Elbette yine bir üçüncü cephenin oluşturulmasına geleceğiz ki bu bizim siyasal mücadeledeki amentümüzdür. Ancak ondan önce bir detaya değinmeli. Dış politikadaki başarısızlık zincirine Libya da eklendi. Daha önemli bir şey oldu bu arada, badem bıyıklarının altından gülerek Libya'ya asker gönderdiklerini ima edenler, son Berlin toplantısında asker göndermediklerine neredeyse yemin billah edecekler. Şunu gördüler, savaşan taraflardan biri lehine denkleme girmek, o taraf yenildiğinde kendilerine de fatura çıkarılması demektir.

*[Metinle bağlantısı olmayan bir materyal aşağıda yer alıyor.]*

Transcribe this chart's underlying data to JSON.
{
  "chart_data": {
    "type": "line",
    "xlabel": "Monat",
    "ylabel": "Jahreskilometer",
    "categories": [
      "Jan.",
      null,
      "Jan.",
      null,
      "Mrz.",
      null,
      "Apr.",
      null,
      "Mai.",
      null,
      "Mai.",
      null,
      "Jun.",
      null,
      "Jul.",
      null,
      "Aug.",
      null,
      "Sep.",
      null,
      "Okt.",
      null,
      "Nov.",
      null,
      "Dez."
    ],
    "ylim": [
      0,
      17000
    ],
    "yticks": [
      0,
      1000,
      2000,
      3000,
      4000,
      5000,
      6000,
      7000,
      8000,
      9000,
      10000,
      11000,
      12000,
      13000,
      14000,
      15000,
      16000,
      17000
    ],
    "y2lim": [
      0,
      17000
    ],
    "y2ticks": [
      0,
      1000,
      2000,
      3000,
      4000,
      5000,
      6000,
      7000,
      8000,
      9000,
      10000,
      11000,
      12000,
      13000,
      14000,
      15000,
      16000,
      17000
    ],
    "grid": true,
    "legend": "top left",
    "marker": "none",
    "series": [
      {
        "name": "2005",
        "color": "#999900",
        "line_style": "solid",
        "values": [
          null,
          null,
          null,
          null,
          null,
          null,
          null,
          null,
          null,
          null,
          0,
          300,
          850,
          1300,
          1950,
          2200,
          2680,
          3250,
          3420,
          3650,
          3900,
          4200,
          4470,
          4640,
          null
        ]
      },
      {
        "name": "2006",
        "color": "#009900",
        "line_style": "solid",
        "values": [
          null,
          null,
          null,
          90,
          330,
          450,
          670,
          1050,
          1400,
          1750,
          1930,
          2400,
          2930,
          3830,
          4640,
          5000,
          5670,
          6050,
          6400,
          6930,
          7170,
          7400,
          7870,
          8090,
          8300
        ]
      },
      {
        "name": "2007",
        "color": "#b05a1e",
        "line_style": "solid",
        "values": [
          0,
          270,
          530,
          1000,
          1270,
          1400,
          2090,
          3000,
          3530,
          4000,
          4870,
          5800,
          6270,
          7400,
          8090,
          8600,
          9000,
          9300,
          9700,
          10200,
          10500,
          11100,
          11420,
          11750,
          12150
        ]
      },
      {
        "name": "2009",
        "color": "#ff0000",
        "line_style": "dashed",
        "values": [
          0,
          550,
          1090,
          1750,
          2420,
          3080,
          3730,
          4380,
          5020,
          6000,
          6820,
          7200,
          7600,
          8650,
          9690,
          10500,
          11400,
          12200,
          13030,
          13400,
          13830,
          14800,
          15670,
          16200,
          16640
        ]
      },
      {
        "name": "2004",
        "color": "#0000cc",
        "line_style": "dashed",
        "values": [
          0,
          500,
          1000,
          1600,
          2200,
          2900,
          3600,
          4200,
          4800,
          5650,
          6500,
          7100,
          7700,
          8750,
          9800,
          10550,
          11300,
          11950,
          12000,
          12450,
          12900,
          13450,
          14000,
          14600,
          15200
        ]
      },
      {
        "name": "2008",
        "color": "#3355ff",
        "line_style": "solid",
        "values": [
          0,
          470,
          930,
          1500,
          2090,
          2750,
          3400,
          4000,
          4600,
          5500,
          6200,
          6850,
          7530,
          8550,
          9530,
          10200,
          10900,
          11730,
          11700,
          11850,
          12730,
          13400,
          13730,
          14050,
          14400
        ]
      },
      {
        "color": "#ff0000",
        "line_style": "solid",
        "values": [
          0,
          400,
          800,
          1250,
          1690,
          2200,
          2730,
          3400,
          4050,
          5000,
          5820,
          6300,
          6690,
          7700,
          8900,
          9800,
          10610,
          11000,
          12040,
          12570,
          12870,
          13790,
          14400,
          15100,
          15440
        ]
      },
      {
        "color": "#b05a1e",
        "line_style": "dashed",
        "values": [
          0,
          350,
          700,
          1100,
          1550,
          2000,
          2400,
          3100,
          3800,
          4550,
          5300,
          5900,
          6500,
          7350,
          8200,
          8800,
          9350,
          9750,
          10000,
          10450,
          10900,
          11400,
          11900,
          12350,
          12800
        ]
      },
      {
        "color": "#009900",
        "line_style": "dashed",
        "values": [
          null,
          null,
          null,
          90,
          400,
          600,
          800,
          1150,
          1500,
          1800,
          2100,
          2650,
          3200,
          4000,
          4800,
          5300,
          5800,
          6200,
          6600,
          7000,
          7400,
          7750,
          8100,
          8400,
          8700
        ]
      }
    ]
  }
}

Hiç yol alamadılar, silah satamadılar ve istedikleri mali imkanı bulamadılar. Bulsalardı da bir şey değişmezdi ancak bulamamanın ötesinde büyük ihtimalle bundan sonra da bulamayacakları söylenebilir. Siyasal İslamcı dayanışma bir yerde daha akamete uğramış görünüyor. Yine de bir detaya dikkat: AKP, CHP'nin gönlünü kazanamadı ancak Deniz Baykal hasta yatağından AKP'ye destek mesajı yolladı. Bu selamın "devlet adamlığı" vurgusuyla alınması hem AKP'nin şimdiki ittifaklar blokunun kapsamına işaret eder hem Baykal'ın, son otuz yıldaki bütün pratiklerini düşünelim, kişisel planda da "ulusalcı milliyetçi devlet refleksi" üreticisi olması rolünün nereye denk düştüğünü. O çok söz edilen galatı meşhur "derin devlet" tartışmasına veri olabilecek bu detay artık ceptedir ve bir gün başlı başına tartışılmayı beklemektedir.

Libya bahsinde toplumun konsolide edilemediğini ve mesela Kürdistan harekatlarındaki gibi bir reaksiyon yaratılamadığı kesindir. Dolayısıyla bir zafer psikolojisiyle iç politikaya dönülemiyor. Zira karanlığı koyulaşan ve uçurumu çoğalan bir siyasal atmosfer hakim.

Peki göreli yumuşama mı daha bir katılaşmak mı iktidarın işine gelecektir? Muhtemelen bu sorunun üreteceği bütün içerik eskidi. Giderek ne yaparsa yapsın, yasallık kazanmakla birlikte bu yeni düzeni yani faz değişimine uğramış yönetim biçimini meşrulaştırma imkanı kalmadı.

Oy oranlarının ötesinde bir duruma işaret ediyoruz. İktidar, geçiş döneminde bir esnemeyle yasallığı meşrulaştıran adımlar atabilirdi ama tam aksine yöneldi. Halihazırdaki siyasetin de sonuç vermediği görüldü. Kaldı ki buna ittifak ortakları da izin vermeyecektir. Yaptıklarını yapmaktan öte her yol AKP'yi iktidardan düşürür. Diğer yandan yaptıklarının kendisi de benzer sonuçlar verecektir ki ikisinin de aynı yere çıktığını bildiği için Mursileşme çeşitlemelerine hazırlanmaktadır.

Marks'tan ve Lenin'den öğreniyoruz, pratik politika an ile ilişkilidir ancak yanı zamanda bir master plana sahip değilseniz o anların içinde boğulursunuz, birinden diğerine koşmaktan hiçbir şey biriktiremezsiniz ve her durumda kötünün iyisine mecbur kalırsınız. Örneği çoktur, sonuçları cesaret kırıcıdır ve yorgunluk ürettiği sabittir.

Şayet hayata Ahmet Hamdi Tanpınar'ın başarısız satırlarına bakmıyorsak, an ile süreç ilişkisini gözden kaçırmamak bu nedenle daha bir anlam kazanıyor. Birkaç adım sonrası düşünülmeden, geleceğin oyunu kurulmadan vasatı aşan siyaset üretilemez. Marks'tan Lenin'e belli başlı bütün sosyalist-devrimci isimlerin aynı zamanda iyi birer satranç oyuncusu olmasını tesadüfle izah edemeyiz ki üst üste binen örnekleri açılarken bu yola başvurmanın sonuç vermeyeceği de tesadüf değil sadece henüz açıklayamadığımız beraberlikler bulunduğunu anlatan Engels'ten öğreniyoruz. Devrimci solun varlığını üretebilen az sayıdaki örneğinden olan devrimci sosyalistlerin kolaya yaslanıp kısa vadeli güç kazandırabilecek burjuva sola eklemlenme strateji ve dönem taktiğine karşı neden ısrarla eşitlik, adalet ve özgürlük arayışıyla içeriklenen bağımsız bir üçüncü cepheye vurgu yaptığını bir de buradan düşünmek iyi olmaz mı?